Chairperson, hon Minister, Deputy Minister and esteemed colleagues and guests, this is, in fact, my maiden speech as a fully fledged DA Member of Parliament ... [Interjections.] ... and as convention would dictate, I am supposed to make it noncontroversial. It is not my intention to be controversial in any way, but merely to point out how we are going to resolve one of the most important challenges facing this country, namely our protracted energy crisis.
The DA is happy that the ANC-led government has finally recognised that we are in the midst of a major energy crisis, as expressed by the President in his state of the nation address.
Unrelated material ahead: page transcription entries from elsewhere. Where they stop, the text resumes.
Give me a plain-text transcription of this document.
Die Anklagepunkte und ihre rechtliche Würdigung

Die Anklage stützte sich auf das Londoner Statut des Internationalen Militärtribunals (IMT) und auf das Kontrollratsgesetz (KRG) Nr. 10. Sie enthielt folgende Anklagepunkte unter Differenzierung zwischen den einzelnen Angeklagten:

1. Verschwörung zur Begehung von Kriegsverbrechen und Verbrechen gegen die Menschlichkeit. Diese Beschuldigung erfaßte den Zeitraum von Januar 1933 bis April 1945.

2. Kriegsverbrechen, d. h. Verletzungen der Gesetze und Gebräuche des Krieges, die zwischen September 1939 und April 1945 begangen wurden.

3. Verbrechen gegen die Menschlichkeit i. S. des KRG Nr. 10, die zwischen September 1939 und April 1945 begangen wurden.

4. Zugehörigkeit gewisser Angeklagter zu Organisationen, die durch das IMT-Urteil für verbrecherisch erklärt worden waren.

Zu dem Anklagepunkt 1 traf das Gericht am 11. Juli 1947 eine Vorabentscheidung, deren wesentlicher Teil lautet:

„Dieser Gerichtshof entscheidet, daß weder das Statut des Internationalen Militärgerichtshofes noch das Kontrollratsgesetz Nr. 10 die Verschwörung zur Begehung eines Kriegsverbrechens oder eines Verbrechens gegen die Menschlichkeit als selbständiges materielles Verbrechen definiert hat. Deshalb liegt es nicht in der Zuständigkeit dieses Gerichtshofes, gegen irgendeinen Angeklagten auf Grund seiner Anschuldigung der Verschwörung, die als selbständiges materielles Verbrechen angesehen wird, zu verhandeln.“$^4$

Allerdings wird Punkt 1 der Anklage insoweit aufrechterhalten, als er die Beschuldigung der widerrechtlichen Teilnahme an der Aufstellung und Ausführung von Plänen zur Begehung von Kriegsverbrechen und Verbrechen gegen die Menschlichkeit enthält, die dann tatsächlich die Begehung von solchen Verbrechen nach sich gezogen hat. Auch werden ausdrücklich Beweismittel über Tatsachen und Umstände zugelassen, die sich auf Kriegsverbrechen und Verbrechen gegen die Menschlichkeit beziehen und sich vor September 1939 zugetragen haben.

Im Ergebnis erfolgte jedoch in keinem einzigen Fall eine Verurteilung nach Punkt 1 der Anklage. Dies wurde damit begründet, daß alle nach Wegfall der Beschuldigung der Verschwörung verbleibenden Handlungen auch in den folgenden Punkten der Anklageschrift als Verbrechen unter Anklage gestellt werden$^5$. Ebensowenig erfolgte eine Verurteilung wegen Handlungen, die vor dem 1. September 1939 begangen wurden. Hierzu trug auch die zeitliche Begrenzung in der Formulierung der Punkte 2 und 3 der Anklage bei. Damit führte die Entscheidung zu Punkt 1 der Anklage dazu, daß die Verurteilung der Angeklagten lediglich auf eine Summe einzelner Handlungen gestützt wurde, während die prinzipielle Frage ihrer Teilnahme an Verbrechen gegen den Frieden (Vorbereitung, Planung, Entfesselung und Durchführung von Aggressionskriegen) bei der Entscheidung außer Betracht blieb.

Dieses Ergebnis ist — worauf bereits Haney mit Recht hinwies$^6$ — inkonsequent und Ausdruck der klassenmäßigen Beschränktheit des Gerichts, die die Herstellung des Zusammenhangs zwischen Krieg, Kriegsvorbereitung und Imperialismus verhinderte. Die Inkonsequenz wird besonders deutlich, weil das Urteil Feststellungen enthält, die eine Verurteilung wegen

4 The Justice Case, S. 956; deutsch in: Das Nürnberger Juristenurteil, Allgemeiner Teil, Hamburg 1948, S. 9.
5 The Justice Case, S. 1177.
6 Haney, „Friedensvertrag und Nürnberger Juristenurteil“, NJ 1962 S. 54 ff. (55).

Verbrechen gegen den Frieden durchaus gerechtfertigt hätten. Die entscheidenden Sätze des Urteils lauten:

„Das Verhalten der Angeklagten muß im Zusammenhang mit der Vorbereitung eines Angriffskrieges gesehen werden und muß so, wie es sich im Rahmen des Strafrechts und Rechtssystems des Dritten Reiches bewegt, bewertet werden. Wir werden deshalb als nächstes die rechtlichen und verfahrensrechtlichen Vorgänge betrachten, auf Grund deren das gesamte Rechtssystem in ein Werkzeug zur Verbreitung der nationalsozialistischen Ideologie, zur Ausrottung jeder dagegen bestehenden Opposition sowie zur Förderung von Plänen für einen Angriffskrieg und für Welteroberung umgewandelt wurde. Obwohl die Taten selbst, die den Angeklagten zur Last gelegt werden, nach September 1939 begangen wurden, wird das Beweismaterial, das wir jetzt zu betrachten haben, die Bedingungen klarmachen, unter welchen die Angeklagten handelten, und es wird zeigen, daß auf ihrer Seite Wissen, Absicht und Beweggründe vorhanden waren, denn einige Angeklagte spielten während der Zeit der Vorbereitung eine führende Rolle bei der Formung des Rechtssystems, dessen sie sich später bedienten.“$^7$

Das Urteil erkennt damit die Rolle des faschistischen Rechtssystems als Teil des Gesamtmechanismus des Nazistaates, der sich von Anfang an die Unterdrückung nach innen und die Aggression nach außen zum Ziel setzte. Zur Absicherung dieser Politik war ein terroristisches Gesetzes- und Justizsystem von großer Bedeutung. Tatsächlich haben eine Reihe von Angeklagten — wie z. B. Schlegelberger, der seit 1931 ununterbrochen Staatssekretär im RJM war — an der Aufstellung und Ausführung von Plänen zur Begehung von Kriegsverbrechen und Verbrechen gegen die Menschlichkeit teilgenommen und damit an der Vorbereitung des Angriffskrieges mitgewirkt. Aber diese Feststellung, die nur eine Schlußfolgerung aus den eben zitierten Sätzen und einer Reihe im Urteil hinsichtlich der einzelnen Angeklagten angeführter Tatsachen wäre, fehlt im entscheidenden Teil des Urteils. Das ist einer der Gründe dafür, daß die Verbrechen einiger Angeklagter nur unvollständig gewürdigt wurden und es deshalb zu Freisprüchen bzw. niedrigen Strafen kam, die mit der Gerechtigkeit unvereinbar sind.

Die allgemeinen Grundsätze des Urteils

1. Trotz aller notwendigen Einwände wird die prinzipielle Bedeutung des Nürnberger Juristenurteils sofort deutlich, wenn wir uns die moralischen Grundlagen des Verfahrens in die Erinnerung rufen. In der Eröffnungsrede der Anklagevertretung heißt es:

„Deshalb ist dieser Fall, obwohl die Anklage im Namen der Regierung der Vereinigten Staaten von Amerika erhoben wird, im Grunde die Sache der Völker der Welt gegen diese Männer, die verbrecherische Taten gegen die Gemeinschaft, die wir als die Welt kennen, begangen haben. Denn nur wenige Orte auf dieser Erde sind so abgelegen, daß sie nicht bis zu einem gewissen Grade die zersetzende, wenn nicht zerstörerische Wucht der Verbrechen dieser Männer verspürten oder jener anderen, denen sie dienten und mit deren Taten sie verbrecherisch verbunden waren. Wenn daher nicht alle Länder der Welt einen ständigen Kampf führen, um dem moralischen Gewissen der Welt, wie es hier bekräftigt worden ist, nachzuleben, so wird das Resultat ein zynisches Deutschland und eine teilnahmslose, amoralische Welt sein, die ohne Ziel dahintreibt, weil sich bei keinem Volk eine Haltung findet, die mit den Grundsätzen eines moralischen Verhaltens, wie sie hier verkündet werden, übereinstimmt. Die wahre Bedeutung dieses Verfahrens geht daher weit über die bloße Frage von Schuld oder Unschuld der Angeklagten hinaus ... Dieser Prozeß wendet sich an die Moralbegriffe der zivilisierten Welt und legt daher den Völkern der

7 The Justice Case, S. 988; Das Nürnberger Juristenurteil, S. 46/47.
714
It's one thing admitting that we are in a crisis, but it is quite another to implement the sustainable solutions that would get us out of it.
As Einstein once said, you cannot solve a problem with the same level of thinking that created it. Unfortunately, that is precisely what I see happening in this instance. So, before we talk about solutions, let us first analyse the kind of ANC thinking that contributed to this crisis in the first place.
I have heard a great deal said about the NDP in these Budget Votes, but the manner in which the ANC dealt with the first NDP for the energy sector, namely the energy White Paper of 1998, gives us an indication of where things started to go wrong. This White Paper accurately predicted that we would experience blackouts in 2006 if new energy generation was not brought on stream. In order to create the conditions conducive for this to happen though, the White Paper strongly argued for Eskom's monopoly dominance to be broken through the introduction of a transmission systems operator that would take the transmission grid out of Eskom and place it in a separate independent entity. That was 15 years ago.
The ANC chose to ignore that part of the White Paper, just like it is conveniently ignoring those aspects of the NDP that do not fit snugly with its old outdated ideological thinking. Instead, the ANC-led government prevented Eskom from building any new generating plants while simultaneously refusing to reform the electricity sector in a way that would make it conducive for the private sector to enter this monopolistic market. This illogical approach by the ANC predictably led to the blackouts, which started in 2006, ushering in an electricity crisis that we are continuing to suffer until this day.
Over the past fifteen years, all we have seen from the ANC is what could best be described as a Rocky Horror time warp dance:
It's just a jump to the left And then a step to the right With your hands on your hips You bring your knees in tight
It all looks very impressive until you realise that we have just been dancing in the same spot for the past fifteen years, while the energy sector has fallen apart around us ... I will not take a question. It is a time warp, indeed.